Many organisations look for some metric of maturity of their ERM program to show how well they are performing, and potentially where and how they can improve.
The very short response to the header questions is “Business Value”, i.e. whether the ERM program add value to the organisation or not. Anything else is less important.
There is no official metric which enables a company to compare the metric with its competitors or “the market” and hence, ERM maturity measurement cannot presently be used as a parameter in the “race” for share prices or the like. A company must apply its own indicators /parameters.
So, the maturity of an ERM program is best shown in terms of the perceived value of this i.e. the more value the ERM program is seen to have to the organisation – the more mature the ERM program (probably) is.
Maturity has nothing to do with “age”. Some companies have had an ERM program for 2-3 years, and run a very mature and value-adding approach, whereas others (alas, too many) are using the same, almost futile quarterly reporting effort for decades without having any value to show for it.
Below some indicative questions, which can be rated on a 0 (not at all) to 5 (“perfect”) scale.

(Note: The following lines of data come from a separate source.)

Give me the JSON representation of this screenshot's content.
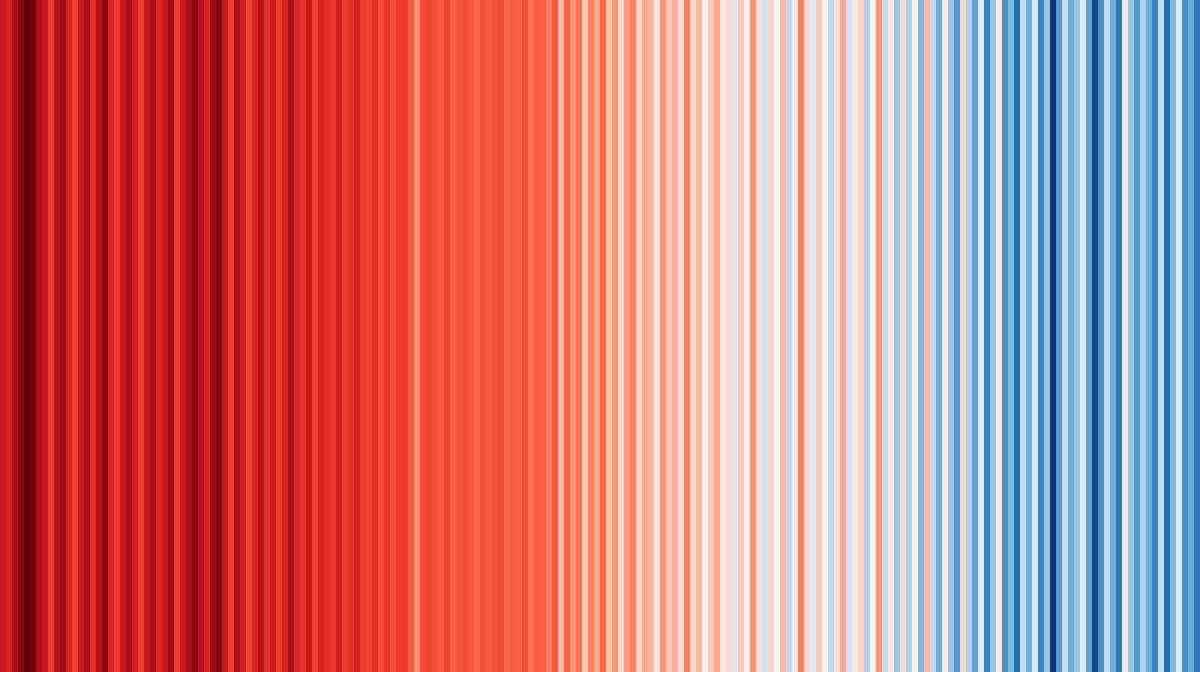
{
  "chart_data": {
    "type": "stripes",
    "vlim": [
      -1,
      1
    ],
    "colormap": [
      [
        -1,
        "#08306b"
      ],
      [
        -0.6,
        "#2171b5"
      ],
      [
        -0.3,
        "#6baed6"
      ],
      [
        -0.1,
        "#c6dbef"
      ],
      [
        0,
        "#f7f7f7"
      ],
      [
        0.2,
        "#fcbba1"
      ],
      [
        0.4,
        "#fb6a4a"
      ],
      [
        0.7,
        "#ef3b2c"
      ],
      [
        0.85,
        "#cb181d"
      ],
      [
        1,
        "#67000d"
      ]
    ],
    "values": [
      0.85,
      0.8,
      0.9,
      0.95,
      1.0,
      0.98,
      0.9,
      0.85,
      0.7,
      0.88,
      0.92,
      0.8,
      0.65,
      0.85,
      0.9,
      0.75,
      0.88,
      0.95,
      0.8,
      0.7,
      0.85,
      0.9,
      0.82,
      0.68,
      0.85,
      0.9,
      0.78,
      0.86,
      0.92,
      0.7,
      0.85,
      0.9,
      0.95,
      0.88,
      0.8,
      0.92,
      0.96,
      0.85,
      0.7,
      0.9,
      0.82,
      0.65,
      0.8,
      0.88,
      0.75,
      0.85,
      0.7,
      0.8,
      0.9,
      0.78,
      0.72,
      0.85,
      0.66,
      0.8,
      0.75,
      0.7,
      0.82,
      0.68,
      0.74,
      0.8,
      0.7,
      0.65,
      0.75,
      0.6,
      0.72,
      0.55,
      0.68,
      0.7,
      0.5,
      0.3,
      0.62,
      0.65,
      0.58,
      0.5,
      0.66,
      0.45,
      0.55,
      0.6,
      0.52,
      0.4,
      0.58,
      0.48,
      0.55,
      0.62,
      0.42,
      0.5,
      0.45,
      0.56,
      0.38,
      0.5,
      0.45,
      0.35,
      0.5,
      0.2,
      0.42,
      0.3,
      0.38,
      0.15,
      0.35,
      0.25,
      0.4,
      0.18,
      0.3,
      0.1,
      0.28,
      0.35,
      0.12,
      0.25,
      0.2,
      0.05,
      0.3,
      0.15,
      0.22,
      0.08,
      0.35,
      0.1,
      0.2,
      0.02,
      0.15,
      0.25,
      0.05,
      0.1,
      -0.05,
      0.15,
      0.02,
      0.3,
      0.08,
      -0.08,
      0.12,
      0.0,
      0.2,
      -0.1,
      0.05,
      0.35,
      0.1,
      -0.05,
      0.15,
      0.02,
      -0.12,
      0.08,
      0.25,
      -0.08,
      0.05,
      0.12,
      -0.15,
      0.02,
      0.3,
      -0.1,
      0.05,
      -0.2,
      0.1,
      -0.15,
      0.02,
      -0.25,
      0.2,
      -0.1,
      -0.3,
      0.05,
      -0.2,
      -0.4,
      0.1,
      -0.15,
      -0.35,
      -0.05,
      -0.5,
      -0.2,
      0.05,
      -0.45,
      -0.25,
      -0.6,
      -0.1,
      -0.3,
      -0.05,
      -0.5,
      -0.2,
      -0.95,
      -0.4,
      -0.1,
      -0.3,
      -0.2,
      -0.05,
      -0.35,
      -0.85,
      -0.45,
      -0.1,
      -0.3,
      -0.55,
      0.05,
      -0.2,
      -0.4,
      -0.15,
      -0.3,
      -0.5,
      -0.1,
      -0.6,
      -0.25,
      -0.05,
      -0.45,
      -0.3,
      -0.55
    ]
  }
}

The overall score shows my maturity, and the underlying questions indicate what has to be improved to increase the level of maturity.
Is your ERM process systematic? Ad hoc approaches are rarely efficient.

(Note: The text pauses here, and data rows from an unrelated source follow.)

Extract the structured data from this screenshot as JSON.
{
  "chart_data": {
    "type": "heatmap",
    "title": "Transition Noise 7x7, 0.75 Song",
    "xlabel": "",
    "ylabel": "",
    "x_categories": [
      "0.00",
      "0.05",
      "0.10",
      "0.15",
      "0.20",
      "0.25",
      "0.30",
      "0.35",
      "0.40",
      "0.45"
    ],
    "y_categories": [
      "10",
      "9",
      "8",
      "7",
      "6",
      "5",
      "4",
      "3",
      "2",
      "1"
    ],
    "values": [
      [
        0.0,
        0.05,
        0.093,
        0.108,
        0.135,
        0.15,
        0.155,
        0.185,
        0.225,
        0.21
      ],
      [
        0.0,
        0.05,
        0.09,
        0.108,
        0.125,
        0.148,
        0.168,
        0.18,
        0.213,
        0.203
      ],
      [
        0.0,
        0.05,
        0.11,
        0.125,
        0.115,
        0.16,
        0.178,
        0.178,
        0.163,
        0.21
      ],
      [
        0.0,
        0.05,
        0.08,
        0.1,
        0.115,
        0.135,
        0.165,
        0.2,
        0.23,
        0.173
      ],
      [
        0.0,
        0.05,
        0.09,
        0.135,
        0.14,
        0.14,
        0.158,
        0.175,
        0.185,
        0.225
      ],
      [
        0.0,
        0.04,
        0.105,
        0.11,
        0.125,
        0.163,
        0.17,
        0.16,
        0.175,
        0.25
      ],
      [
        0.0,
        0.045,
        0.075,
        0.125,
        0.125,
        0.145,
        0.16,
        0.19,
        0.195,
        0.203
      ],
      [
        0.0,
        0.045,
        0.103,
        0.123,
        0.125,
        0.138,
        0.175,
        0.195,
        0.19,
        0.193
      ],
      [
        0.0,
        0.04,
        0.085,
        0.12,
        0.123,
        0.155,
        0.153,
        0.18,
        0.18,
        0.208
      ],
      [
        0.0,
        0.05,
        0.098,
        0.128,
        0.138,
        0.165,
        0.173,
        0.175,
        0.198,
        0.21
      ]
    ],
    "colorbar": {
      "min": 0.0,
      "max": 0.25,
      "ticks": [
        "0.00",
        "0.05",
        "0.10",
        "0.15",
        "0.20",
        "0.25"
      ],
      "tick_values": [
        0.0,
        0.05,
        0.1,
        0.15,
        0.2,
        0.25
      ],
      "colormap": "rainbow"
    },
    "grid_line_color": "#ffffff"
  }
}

Does your ERM approach cover your entire organisation, including key vendors and partners? Wholism is important to avoid missing the obvious.

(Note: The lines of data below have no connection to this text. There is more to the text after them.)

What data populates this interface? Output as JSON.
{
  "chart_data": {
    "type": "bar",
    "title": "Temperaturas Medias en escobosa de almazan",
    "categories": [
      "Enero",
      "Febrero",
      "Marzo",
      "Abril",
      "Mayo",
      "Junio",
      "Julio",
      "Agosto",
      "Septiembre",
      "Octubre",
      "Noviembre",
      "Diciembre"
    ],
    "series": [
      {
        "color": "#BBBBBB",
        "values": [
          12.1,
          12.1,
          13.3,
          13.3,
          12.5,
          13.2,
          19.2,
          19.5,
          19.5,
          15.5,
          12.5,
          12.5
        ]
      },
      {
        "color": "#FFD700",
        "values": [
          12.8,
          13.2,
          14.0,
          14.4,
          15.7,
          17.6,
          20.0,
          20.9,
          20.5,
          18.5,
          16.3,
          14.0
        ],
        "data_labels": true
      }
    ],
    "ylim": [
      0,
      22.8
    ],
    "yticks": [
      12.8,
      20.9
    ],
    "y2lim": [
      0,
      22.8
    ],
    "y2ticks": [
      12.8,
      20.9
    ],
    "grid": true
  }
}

Does your ERM approach include external (competitor, political, technology, ) issues? This is important as many risks emerge from outside the company.
Does your ERM data include issues from strategic projects/initiatives? This is important as most major losses companies suffer are driven by bad strategies or poor implementation.
Do you apply fact-based analytical quantification of your ERM risks? This is pivotal as qualitative ’I think’ assessments are likely to be wrong due to human biases.
Are risk handlings governed on who does what and how do we know it will work? This is needed as something has to be done about the key risks listed.
Do you use Monte Carlo simulation for consolidation of your risk portfolio? Monte Carlo simulation is currently the only way to consolidate a risk portfolio and show the ’fat tails’ of the potential combined effect of multiple risks materialising in unison.
Do you have an agreed/known level of acceptable risk-taking? A tangible and Board approved level of what is acceptable and is not outperforms the gut feeling of individual executives.
Does your ERM drive decision making, including that of taking on more risks to enhance competitiveness? This is pivotal as risk management is not about risk aversion. In some cases, the best a risk manager can do is to urge executives to “do more”
One could probably come up with more such questions. However, often, less is more – and in many cases, question 9 above is the only one that really matters.
Note that piece this is focused on the ERM program, and is not directed towards individual decisions and intelligent risk-taking which prescribes that decisions are made with risks and opportunities identified, analysed and handled – fully embedded in the decision process as advocated by ISO 31000.